Carmel, Ind. - During an extended-family potluck dinner, 18-year-old Malcolm Mills, an incoming Purdue University freshman, held a lengthy discussion on the poor living conditions of Cary Quadrangle, a residence hall he has yet to set foot in. The address, taking place from an elevated surface on his house’s outdoor sundeck, lasted nearly eight minutes. His oration was “about eight minutes too long” according to disinterested onlookers.
“It’s going to be a nightmare and I already know it,” said Mills early on in the speech. “An upperclassman said there’s no air conditioning. What could be worse than that?”
“Plus, those tiny rooms? I hear they have the nickname ‘Cary closets’,” he added. “No chance I can fit my queen bed and all my stuff in there.”
Citing cloudy weather and a shoddy white bean tapenade dish, sources state that those in attendance were already on edge before the tirade started. However, during the rant, multiple people were seen gathering their plates and hesitantly sidling away for second helpings in order to avoid hearing more of Mills's driveling.

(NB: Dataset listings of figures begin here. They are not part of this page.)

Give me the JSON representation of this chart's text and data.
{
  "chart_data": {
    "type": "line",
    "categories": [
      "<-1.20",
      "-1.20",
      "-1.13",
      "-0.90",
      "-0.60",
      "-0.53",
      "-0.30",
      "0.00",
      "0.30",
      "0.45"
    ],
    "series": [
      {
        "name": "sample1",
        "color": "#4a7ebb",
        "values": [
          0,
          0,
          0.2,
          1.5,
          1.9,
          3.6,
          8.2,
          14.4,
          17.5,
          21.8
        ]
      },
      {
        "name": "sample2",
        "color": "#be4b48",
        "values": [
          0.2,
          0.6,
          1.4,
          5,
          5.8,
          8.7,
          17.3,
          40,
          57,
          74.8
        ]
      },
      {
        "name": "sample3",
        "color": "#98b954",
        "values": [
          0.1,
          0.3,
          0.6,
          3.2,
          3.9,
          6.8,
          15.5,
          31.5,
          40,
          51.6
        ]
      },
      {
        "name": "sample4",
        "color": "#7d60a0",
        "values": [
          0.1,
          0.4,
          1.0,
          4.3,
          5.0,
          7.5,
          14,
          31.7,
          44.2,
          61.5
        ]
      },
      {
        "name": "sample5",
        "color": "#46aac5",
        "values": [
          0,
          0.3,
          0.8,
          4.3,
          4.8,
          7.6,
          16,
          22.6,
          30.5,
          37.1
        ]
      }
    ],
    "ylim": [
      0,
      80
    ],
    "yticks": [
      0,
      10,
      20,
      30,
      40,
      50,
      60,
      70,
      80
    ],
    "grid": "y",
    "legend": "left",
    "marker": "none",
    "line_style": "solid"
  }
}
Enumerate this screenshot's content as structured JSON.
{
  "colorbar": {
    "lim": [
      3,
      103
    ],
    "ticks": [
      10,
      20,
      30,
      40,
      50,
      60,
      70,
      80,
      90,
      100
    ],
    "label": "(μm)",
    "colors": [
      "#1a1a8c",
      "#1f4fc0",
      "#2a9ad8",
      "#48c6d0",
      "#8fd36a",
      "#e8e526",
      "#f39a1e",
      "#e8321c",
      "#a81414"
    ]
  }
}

“It was all completely unnecessary and over-exaggerated. He hasn’t even lived there yet,” exclaimed Vicky Phelps, a neighbor who was only stopping by to drop off a casserole dish she had borrowed from Mills’s mother earlier that month. “You’d have thought he was describing a Russian gulag instead of a college dorm.”
Another bystander shared her thoughts with reporters.
“I don’t get where all of the frustration came from,” said Jessica Roberts, 24, Mills’ older sister. “He’s never too great to be around but this was exceptionally unpleasant. Thankfully, my uncle had spilled a small plate of baked beans on my blouse during his rant, giving me an excuse to leave.”
Eyewitnesses noted that Mills was becoming visibly flustered the longer he spoke and that his speech lost logic and structure with every passing syllable.
“I knew he was in trouble when he started insulting his future roommate solely based on his Facebook profile,” added Roberts. “I tried to explain to him that there’s no way his dorm experience could be ‘that bad’, but he wouldn't have it. A classic cry for attention in my book.”
Post-oration, Mills stepped down from his patio bench podium and went inside to complain to his mother for “preparing the chicken differently than she normally does,” and proceeded to the family's desktop computer for hours of online video games.
This just in: Mills has just discovered the Cary Quadrangle is an all-male residence hall, making freshman orientation group correspondingly all-male. Many expect this news to incite another back-porch tirade in the future.